Não se trata, porém, de uma abordagem que siga os padrões habituais do género, muito propensos a estereótipos e a facilitismos de vária ordem. Mais do que infundir o medo no sentido tradicional do termo, o que os seus livros revelam é uma vontade de conhecer a fundo dimensões menos exploradas do ser humano, sobretudo a irresistível inclinação para o mal.
Nascidos durante a pandemia, os 12 contos incluídos em “Um lugar luminoso para gente sombria” trazem outras tantas aproximações a territórios que nos esforçamos muitas vezes por ignorar no dia a dia. Não por acaso, a autora situa a maioria destas narrativas em atmosferas de aparente calma, facilmente reconhecíveis por qualquer leitor, mas cuja tranquilidade é subitamente interrompida com manifestações de ordem sobrenatural ou similares.

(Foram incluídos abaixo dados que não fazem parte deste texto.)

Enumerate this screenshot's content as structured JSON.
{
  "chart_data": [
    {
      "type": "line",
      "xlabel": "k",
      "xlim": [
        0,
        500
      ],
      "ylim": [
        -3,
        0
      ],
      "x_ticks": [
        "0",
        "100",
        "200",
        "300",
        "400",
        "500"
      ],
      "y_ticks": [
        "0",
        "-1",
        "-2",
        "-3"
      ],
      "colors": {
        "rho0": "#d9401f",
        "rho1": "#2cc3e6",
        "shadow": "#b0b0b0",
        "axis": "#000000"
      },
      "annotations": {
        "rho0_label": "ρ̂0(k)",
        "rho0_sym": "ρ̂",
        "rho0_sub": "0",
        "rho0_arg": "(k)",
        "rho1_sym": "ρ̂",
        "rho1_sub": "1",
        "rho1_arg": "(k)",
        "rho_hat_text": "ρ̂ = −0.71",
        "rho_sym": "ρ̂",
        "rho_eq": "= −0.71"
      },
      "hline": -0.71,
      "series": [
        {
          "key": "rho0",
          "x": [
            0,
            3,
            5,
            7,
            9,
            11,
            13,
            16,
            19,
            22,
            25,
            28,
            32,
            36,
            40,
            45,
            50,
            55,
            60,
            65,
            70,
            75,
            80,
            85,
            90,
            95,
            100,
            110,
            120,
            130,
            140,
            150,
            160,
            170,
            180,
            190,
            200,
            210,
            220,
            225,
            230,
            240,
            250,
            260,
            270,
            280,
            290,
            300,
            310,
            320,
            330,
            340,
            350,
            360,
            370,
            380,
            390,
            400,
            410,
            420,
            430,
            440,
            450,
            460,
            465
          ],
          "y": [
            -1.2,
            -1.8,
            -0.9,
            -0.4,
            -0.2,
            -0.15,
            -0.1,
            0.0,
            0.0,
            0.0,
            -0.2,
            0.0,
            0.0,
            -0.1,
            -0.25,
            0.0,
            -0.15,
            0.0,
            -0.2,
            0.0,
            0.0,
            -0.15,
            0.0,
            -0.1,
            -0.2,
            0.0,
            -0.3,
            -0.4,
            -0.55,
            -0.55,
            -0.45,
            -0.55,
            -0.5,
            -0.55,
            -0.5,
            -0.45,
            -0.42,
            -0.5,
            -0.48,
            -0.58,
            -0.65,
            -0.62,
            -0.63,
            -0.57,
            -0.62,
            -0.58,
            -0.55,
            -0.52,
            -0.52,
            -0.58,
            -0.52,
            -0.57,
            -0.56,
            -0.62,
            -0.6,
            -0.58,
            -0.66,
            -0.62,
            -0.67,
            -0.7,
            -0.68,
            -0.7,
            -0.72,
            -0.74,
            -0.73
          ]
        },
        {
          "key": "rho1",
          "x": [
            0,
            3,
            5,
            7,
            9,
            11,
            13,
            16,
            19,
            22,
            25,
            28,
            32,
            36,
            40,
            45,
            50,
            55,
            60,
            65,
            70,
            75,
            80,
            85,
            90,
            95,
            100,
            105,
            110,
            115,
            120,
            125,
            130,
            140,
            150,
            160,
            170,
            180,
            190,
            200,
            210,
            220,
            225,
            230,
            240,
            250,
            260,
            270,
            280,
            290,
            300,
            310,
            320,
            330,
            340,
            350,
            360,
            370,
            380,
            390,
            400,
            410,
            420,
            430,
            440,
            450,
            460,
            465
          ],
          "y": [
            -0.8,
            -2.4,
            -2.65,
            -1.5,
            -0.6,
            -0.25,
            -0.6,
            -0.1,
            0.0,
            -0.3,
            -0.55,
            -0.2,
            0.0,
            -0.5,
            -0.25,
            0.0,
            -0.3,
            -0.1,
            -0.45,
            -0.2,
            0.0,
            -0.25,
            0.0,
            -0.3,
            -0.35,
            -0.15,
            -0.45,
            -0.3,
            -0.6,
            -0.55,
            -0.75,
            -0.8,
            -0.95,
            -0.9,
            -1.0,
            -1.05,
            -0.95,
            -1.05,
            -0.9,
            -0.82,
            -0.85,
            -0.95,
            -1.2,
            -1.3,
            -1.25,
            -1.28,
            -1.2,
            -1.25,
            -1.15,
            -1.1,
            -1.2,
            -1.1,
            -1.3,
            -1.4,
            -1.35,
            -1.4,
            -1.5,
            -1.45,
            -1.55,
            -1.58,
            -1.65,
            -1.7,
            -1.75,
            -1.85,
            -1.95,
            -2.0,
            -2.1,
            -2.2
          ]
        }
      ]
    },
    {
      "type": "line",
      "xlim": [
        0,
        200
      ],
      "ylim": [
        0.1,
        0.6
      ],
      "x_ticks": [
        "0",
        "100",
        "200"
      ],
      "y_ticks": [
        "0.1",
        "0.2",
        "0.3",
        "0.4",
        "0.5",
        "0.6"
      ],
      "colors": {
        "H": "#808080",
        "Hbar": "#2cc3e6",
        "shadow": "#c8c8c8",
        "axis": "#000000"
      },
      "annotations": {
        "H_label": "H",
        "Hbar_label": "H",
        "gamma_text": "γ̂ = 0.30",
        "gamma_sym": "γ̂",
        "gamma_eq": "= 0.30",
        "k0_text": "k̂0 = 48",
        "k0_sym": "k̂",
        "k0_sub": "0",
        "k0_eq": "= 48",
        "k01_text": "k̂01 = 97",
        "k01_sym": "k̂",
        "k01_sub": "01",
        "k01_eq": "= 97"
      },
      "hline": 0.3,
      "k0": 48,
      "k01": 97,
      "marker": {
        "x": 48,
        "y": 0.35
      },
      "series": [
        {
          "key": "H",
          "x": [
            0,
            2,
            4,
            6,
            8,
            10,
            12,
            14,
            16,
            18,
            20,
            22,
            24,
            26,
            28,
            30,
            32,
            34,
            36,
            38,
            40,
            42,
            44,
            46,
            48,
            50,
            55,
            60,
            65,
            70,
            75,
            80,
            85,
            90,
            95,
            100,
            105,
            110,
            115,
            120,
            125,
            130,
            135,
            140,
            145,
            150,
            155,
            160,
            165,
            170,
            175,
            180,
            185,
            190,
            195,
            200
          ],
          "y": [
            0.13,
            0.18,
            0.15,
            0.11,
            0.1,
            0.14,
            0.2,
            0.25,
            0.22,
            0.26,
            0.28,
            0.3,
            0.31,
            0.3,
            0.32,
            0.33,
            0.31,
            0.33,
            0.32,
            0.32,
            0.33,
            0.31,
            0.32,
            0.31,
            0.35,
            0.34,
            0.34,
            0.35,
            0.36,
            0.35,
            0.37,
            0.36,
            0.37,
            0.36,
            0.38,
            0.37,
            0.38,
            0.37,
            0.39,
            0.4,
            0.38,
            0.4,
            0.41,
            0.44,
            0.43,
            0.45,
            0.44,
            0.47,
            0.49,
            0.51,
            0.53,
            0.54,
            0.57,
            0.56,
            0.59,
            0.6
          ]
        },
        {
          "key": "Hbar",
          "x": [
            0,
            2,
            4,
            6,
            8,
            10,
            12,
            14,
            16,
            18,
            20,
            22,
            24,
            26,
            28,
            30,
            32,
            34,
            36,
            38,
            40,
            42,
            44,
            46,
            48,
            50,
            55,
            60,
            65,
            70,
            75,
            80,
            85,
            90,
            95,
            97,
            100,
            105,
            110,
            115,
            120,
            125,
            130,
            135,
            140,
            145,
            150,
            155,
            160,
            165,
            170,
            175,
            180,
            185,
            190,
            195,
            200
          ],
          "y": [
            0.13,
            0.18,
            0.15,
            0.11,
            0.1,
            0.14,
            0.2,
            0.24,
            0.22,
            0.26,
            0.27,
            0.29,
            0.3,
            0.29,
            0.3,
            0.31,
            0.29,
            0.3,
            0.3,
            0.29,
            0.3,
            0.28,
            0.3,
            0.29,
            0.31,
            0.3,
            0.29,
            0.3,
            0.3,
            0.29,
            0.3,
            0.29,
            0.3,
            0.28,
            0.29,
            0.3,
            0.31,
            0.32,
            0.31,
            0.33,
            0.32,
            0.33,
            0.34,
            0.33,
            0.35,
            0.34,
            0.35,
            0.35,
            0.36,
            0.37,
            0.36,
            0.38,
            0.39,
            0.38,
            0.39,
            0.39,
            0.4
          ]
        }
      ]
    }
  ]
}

O propósito de Enriquez é claro e pode ser sintetizado no título do marcante filme de John Carpenter “Eles vivem”. Ou seja, as designadas criaturas da noite estão mais próximas de nós do que gostaríamos de pensar.
Entre o gótico e o surreal, os contos de “Um lugar luminoso para gente sombria” devem grande parte da sua eficácia à contenção. Mais sugerido do que pronunciado, o medo, quase sempre manifestado como lugar de desconforto, vai-se insinuando lentamente na história, por muito inverosímil que pareça aos olhos de um leitor de índole cética.
É o que acontece quando lemos a história de uma adolescente que afirma ter relações com espíritos ou o drama que se apodera de uma mulher que vê uma pequena mancha no rosto a alastrar-se tão rapidamente ao ponto de desfigurá-la por completo.
Em todas estas abordagens, por muito distintas que sejam, encontramos uma vontade de questionamento que não exclui nenhuma zona da existência, nem mesmo as consideradas marginais.